ECLI:NL:CRVB:2010:BM2114
Centrale Raad van Beroep
- Hoger beroep
- K. Zeilemaker
- J.Th. Wolleswinkel
- A.J. Schaap
- Rechtspraak.nl
Oplegging van disciplinaire straf aan ambtenaar wegens plichtsverzuim met betrekking tot toetsen gebruik geweldsmiddelen
In deze zaak gaat het om een hoger beroep van appellante tegen een uitspraak van de rechtbank Dordrecht, waarin haar beroep ongegrond werd verklaard. Appellante, werkzaam bij de politieregio Zuid-Holland-Zuid, had niet tijdig de vereiste toetsen voor het gebruik van geweldsmiddelen afgelegd, wat leidde tot een disciplinaire straf van inhouding van twee verlofdagen. De Centrale Raad van Beroep heeft op 15 april 2010 uitspraak gedaan.

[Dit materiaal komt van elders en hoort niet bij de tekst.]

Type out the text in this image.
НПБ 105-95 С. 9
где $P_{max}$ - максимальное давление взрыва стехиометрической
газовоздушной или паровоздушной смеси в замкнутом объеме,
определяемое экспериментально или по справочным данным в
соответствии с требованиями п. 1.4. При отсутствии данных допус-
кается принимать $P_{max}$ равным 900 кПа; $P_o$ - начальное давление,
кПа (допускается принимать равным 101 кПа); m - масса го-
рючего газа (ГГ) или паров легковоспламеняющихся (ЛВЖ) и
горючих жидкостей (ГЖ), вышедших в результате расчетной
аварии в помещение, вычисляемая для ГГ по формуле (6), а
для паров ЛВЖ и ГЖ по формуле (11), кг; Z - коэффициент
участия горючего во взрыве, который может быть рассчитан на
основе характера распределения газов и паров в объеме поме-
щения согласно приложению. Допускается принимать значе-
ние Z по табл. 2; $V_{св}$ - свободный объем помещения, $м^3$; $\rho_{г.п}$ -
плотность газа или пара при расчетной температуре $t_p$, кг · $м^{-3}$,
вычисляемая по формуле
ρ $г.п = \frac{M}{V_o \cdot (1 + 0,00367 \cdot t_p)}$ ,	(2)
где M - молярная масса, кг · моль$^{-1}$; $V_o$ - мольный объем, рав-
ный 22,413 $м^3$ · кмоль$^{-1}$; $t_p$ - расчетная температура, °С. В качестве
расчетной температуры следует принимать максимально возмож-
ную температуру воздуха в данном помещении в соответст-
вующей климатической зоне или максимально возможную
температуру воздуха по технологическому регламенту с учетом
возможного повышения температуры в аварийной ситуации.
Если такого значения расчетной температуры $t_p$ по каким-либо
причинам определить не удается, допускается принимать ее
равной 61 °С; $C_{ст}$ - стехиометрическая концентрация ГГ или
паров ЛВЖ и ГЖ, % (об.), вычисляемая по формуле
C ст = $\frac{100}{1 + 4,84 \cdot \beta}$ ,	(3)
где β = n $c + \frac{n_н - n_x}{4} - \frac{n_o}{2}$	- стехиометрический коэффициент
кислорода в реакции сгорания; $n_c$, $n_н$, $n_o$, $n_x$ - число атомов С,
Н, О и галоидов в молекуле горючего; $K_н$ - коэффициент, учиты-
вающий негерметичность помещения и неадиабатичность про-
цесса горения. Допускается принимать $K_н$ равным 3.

De Raad heeft vastgesteld dat appellante van 1 januari 2006 tot 13 januari 2006 niet bevoegd was om geweldsmiddelen te gebruiken, omdat zij de toetsen niet tijdig had afgelegd. De rechtbank oordeelde dat appellante niet alles had gedaan om de toetsen op tijd te behalen, ondanks dat er voldoende mogelijkheden waren om dit te doen. De Raad benadrukte dat appellante, gezien haar functie, verplicht was om haar beroepsvaardigheden te onderhouden en dat zij in de detacheringsovereenkomst had ingestemd met deze verplichting.
De Raad oordeelde dat de inhouding van twee verlofdagen niet onevenredig was aan de ernst van het plichtsverzuim. De korpsbeheerder had eerder aangekondigd dat bij niet tijdig behalen van de toetsen een disciplinaire straf zou volgen. De persoonlijke omstandigheden van appellante waren door de korpsbeheerder in overweging genomen, wat leidde tot een gematigde straf. De overige grieven van appellante werden door de Raad niet als relevant beschouwd.
Uiteindelijk bevestigde de Centrale Raad van Beroep de aangevallen uitspraak van de rechtbank en verklaarde het beroep van appellante ongegrond. Er was geen aanleiding voor een proceskostenveroordeling. De uitspraak werd gedaan door een meervoudige kamer, met K. Zeilemaker als voorzitter.